I flipped through the pages, back and forth, and noticed
scribblings in the first chapter. They were from Rayna, who
had calligraphy-type handwriting compared to my chicken
scratch. Last fall, when she used to help me study Calculus I,
she’d drawn doodles to help me get math.
I traced my finger over them. Chapter one was a long time
ago. Her sitting beside me, giggling at me falling asleep and
Saanvi throwing tiny paper balls into my hair was eons ago.
So much had happened since then.
Despite my gnawing emotions, I looked through more of
her drawings.
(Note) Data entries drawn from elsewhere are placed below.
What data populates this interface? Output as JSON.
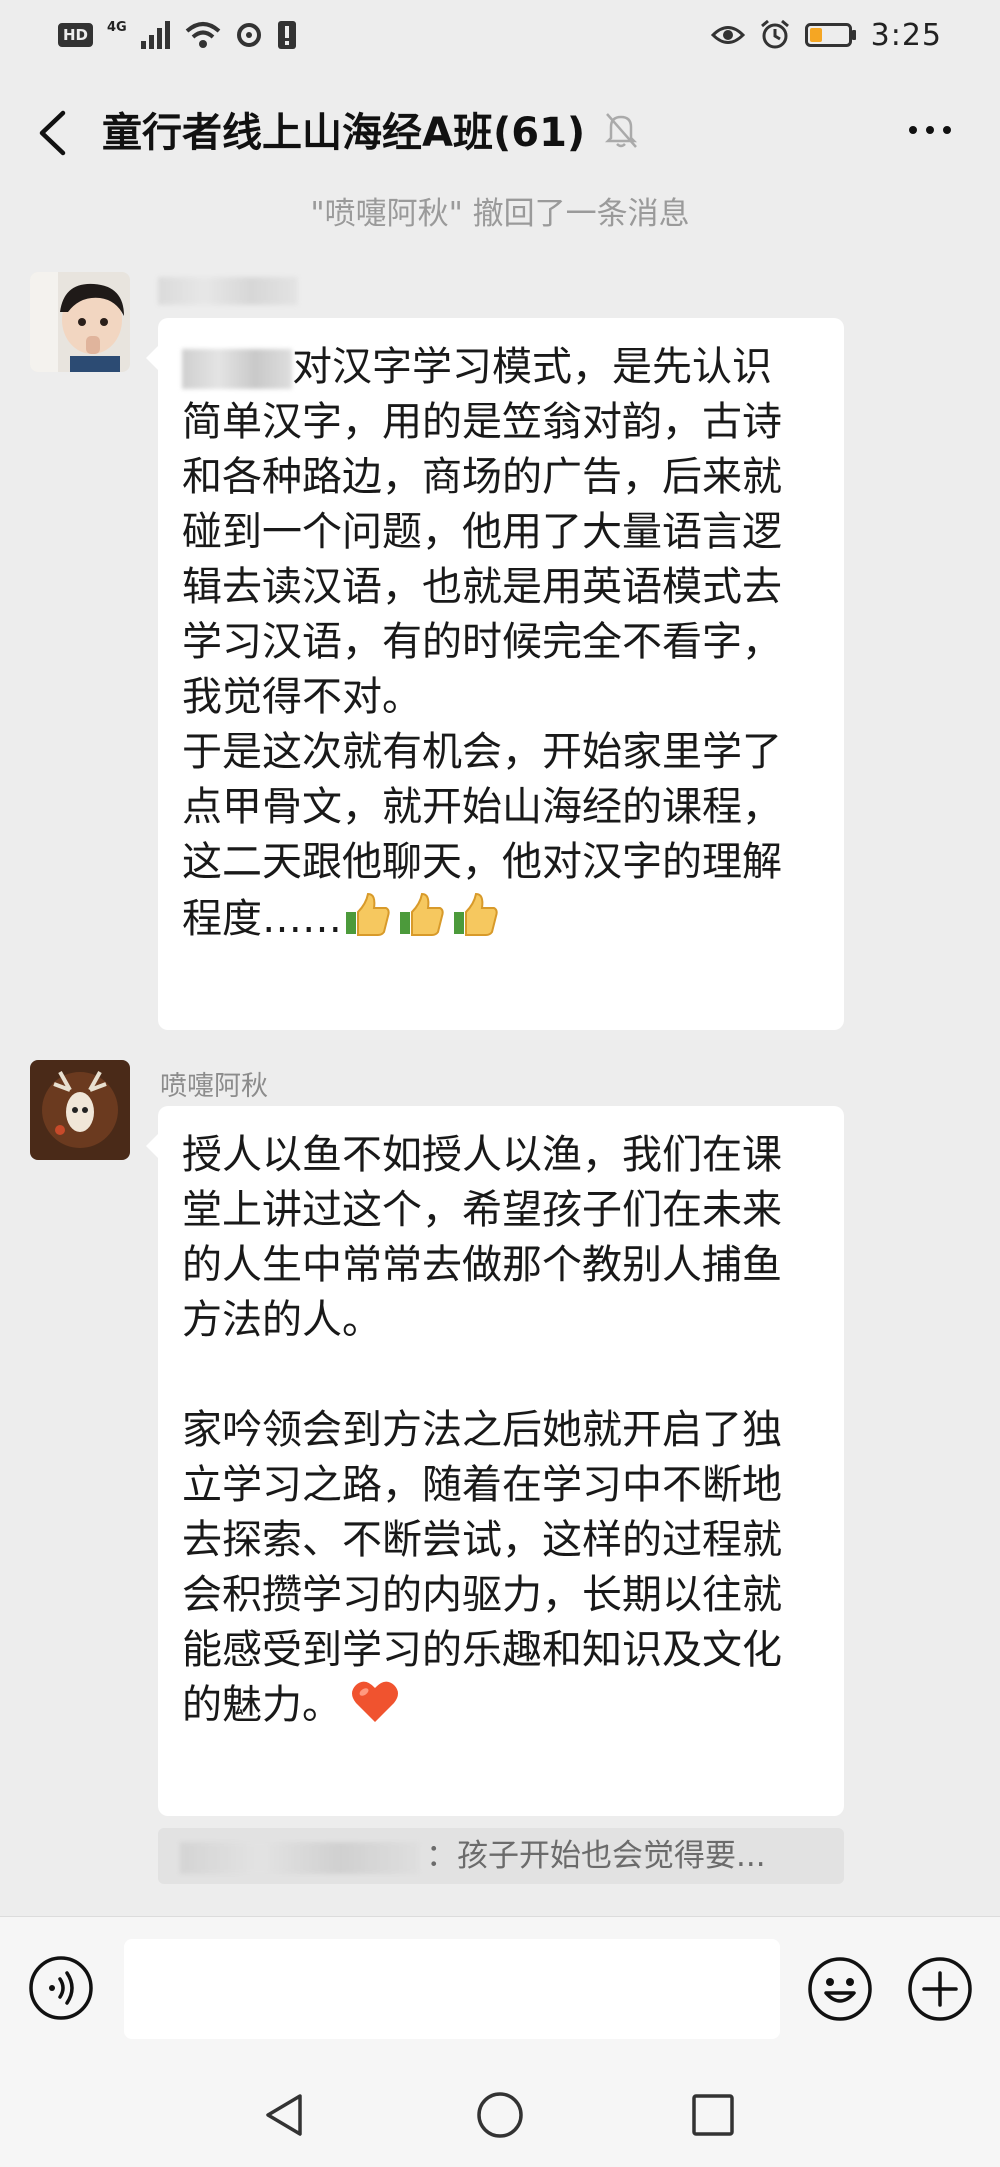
{
  "status_bar": {
    "hd": "HD",
    "network": "4G",
    "time": "3:25",
    "icons": [
      "signal-icon",
      "wifi-icon",
      "sync-icon",
      "notification-icon",
      "eye-icon",
      "alarm-icon",
      "battery-icon"
    ],
    "battery_color": "#f5a623"
  },
  "header": {
    "title": "童行者线上山海经A班(61)",
    "icons": [
      "back-arrow-icon",
      "mute-bell-icon",
      "more-dots-icon"
    ]
  },
  "system_message": "\"喷嚏阿秋\" 撤回了一条消息",
  "messages": [
    {
      "sender": "",
      "text_first_line": "对汉字学习模式，是先认识",
      "text_rest": "简单汉字，用的是笠翁对韵，古诗\n和各种路边，商场的广告，后来就\n碰到一个问题，他用了大量语言逻\n辑去读汉语，也就是用英语模式去\n学习汉语，有的时候完全不看字，\n我觉得不对。\n于是这次就有机会，开始家里学了\n点甲骨文，就开始山海经的课程，\n这二天跟他聊天，他对汉字的理解\n程度……",
      "emoji": "thumbs-up-icon"
    },
    {
      "sender": "喷嚏阿秋",
      "paragraph_1": "授人以鱼不如授人以渔，我们在课\n堂上讲过这个，希望孩子们在未来\n的人生中常常去做那个教别人捕鱼\n方法的人。",
      "paragraph_2": "家吟领会到方法之后她就开启了独\n立学习之路，随着在学习中不断地\n去探索、不断尝试，这样的过程就\n会积攒学习的内驱力，长期以往就\n能感受到学习的乐趣和知识及文化\n的魅力。",
      "emoji": "heart-icon"
    }
  ],
  "quoted_reply": "：孩子开始也会觉得要...",
  "input_bar": {
    "placeholder": "",
    "icons": [
      "voice-icon",
      "emoji-icon",
      "plus-icon"
    ]
  },
  "nav_bar": {
    "icons": [
      "nav-back-icon",
      "nav-home-icon",
      "nav-recent-icon"
    ]
  }
}
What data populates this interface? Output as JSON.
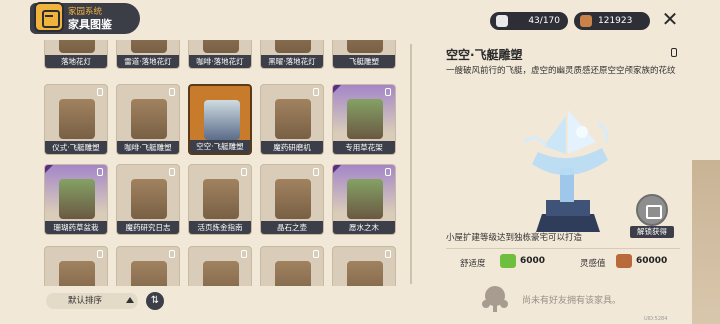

Some silly faces, some serious equations, but my
fingers stopped at the hearts. Hearts that represented us in a
sea of paisleys and coffee cups.
Friends forever, some said. The short dark hearts represented
Saanvi, the taller ones Rayna, and the pink ones with boxing
gloves were me.
Then there were some that read R + D = Life.
I groaned and erased them all. But no matter how hard I
rubbed, faint outlines of those dumb hearts remained. Against
better judgment, I roamed through my phone and stopped on
the last group chat I had with Rayna and Saanvi. I didn’t know
why I’d kept the text chain. Maybe as evidence?